Given my present circumstances, I believe that I know exactly how Jacob felt at that time.  I have no job security (thus, no financial security).  I am plagued with health issues.  Yes, I have family and friends who comfort, encourage, and pray for me.  But it seems as if everything they tell me are words I have heard before, and I cannot find comfort in them. I cannot even hold on to my dreams because the enemy is working to take them all away from me.  It seems as if I am at the end of my rope.


And then, I encountered Genesis 32:26 once again during my personal devotion this morning (June 12).  I wish I am eloquent enough to express what I mean, but since I am no Bible scholar, I will let someone else do it for me.  The devotional guide that we are following and studying everyday is "Climbing the Heights", a devotional compilation by Al Bryant.  E.W. Moore brings new life to Genesis 32:26.  He said:


"What were the results of this wrestling?
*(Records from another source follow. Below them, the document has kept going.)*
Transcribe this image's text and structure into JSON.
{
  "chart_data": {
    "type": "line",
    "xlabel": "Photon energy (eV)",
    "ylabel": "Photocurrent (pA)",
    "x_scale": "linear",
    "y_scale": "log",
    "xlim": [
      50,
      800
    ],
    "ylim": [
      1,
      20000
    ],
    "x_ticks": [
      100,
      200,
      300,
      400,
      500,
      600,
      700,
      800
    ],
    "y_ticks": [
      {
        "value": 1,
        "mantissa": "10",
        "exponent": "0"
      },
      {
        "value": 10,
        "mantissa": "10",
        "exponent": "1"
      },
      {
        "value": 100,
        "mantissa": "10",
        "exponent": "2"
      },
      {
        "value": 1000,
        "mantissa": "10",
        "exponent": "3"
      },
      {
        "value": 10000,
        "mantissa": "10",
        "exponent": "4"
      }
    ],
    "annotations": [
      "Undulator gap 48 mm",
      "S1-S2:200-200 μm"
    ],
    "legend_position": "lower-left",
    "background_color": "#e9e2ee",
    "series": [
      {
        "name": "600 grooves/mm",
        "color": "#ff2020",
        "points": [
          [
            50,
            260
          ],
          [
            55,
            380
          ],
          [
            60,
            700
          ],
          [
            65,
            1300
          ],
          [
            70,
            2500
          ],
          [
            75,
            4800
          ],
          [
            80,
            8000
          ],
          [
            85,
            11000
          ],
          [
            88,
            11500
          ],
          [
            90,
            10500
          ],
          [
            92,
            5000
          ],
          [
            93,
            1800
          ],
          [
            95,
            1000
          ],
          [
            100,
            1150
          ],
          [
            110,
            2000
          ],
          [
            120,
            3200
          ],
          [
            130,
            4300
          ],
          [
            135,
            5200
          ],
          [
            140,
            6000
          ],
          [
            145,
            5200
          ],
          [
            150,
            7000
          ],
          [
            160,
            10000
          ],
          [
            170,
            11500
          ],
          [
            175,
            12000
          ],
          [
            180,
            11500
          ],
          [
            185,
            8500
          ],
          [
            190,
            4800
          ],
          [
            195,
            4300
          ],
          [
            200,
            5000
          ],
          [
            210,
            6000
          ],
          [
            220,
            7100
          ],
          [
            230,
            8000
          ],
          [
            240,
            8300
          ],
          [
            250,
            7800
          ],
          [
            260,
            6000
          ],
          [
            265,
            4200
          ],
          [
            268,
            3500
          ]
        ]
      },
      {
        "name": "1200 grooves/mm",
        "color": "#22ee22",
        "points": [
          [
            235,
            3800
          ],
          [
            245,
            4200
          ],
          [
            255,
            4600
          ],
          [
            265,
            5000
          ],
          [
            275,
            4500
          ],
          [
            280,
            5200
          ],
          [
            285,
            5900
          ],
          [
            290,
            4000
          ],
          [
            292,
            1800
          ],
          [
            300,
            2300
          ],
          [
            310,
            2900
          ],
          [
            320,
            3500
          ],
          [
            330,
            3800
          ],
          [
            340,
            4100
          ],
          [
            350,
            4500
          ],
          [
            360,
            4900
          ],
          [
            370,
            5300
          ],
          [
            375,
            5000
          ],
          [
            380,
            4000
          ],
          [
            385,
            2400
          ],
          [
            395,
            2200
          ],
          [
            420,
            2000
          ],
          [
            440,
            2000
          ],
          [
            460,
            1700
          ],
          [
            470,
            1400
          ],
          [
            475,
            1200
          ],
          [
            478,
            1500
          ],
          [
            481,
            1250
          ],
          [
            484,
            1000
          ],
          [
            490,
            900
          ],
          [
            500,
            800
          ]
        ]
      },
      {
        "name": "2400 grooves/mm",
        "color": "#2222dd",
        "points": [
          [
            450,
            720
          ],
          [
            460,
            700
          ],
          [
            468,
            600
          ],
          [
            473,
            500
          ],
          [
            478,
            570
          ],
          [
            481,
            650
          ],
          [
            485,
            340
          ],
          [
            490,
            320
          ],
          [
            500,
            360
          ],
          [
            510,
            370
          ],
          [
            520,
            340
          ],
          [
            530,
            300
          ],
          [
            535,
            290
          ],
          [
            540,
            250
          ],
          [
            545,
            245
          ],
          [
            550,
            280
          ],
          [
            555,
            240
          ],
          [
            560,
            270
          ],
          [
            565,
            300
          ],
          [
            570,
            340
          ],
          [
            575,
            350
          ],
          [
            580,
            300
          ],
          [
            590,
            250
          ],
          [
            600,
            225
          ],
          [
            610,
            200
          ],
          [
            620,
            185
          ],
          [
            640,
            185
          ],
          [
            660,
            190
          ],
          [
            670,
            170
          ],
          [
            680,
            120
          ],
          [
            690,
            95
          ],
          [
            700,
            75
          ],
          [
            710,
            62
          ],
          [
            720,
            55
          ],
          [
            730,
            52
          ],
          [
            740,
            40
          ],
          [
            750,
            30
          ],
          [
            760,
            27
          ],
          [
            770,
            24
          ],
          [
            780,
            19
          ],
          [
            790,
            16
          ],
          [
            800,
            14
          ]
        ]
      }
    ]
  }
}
First, trust.  Jacob was a broken man, and what could a broken man do?  How could a man with a limb disjoined wrestle?  No, he must give up wrestling.  There was but one thing he could do - cling to his adversary.  It is to this that God must bring us.  This is the end of all His wrestling with us.  It is that you may cling round Him; it is that you may "cease to doubt", and "cease to resist" Him; it is that you may be content to live, what as yet you have perhaps little understood - a life of faith, a life of dependence on the Son of God..."


"And what beside trust?  Why, triumph.  ...His strength was gone, and yet in that hour, he conquered.  He conquered in a power which was not his own."


"And then one thing more.  Transformation.  Jacob, now triumphant, must be transformed, and so the angel asks him, "What is your name?"  And he said, "Jacob".  Crafty, cunning, defeated Jacob - is that your name?  Thanks be to God, your name shall be no more called Jacob, you shall have another name.  You shall rise above your old self, you shall be called Israel, a prince with God."


"...You must be willing to be broken, for then in that very inward death, your shall find the life of God."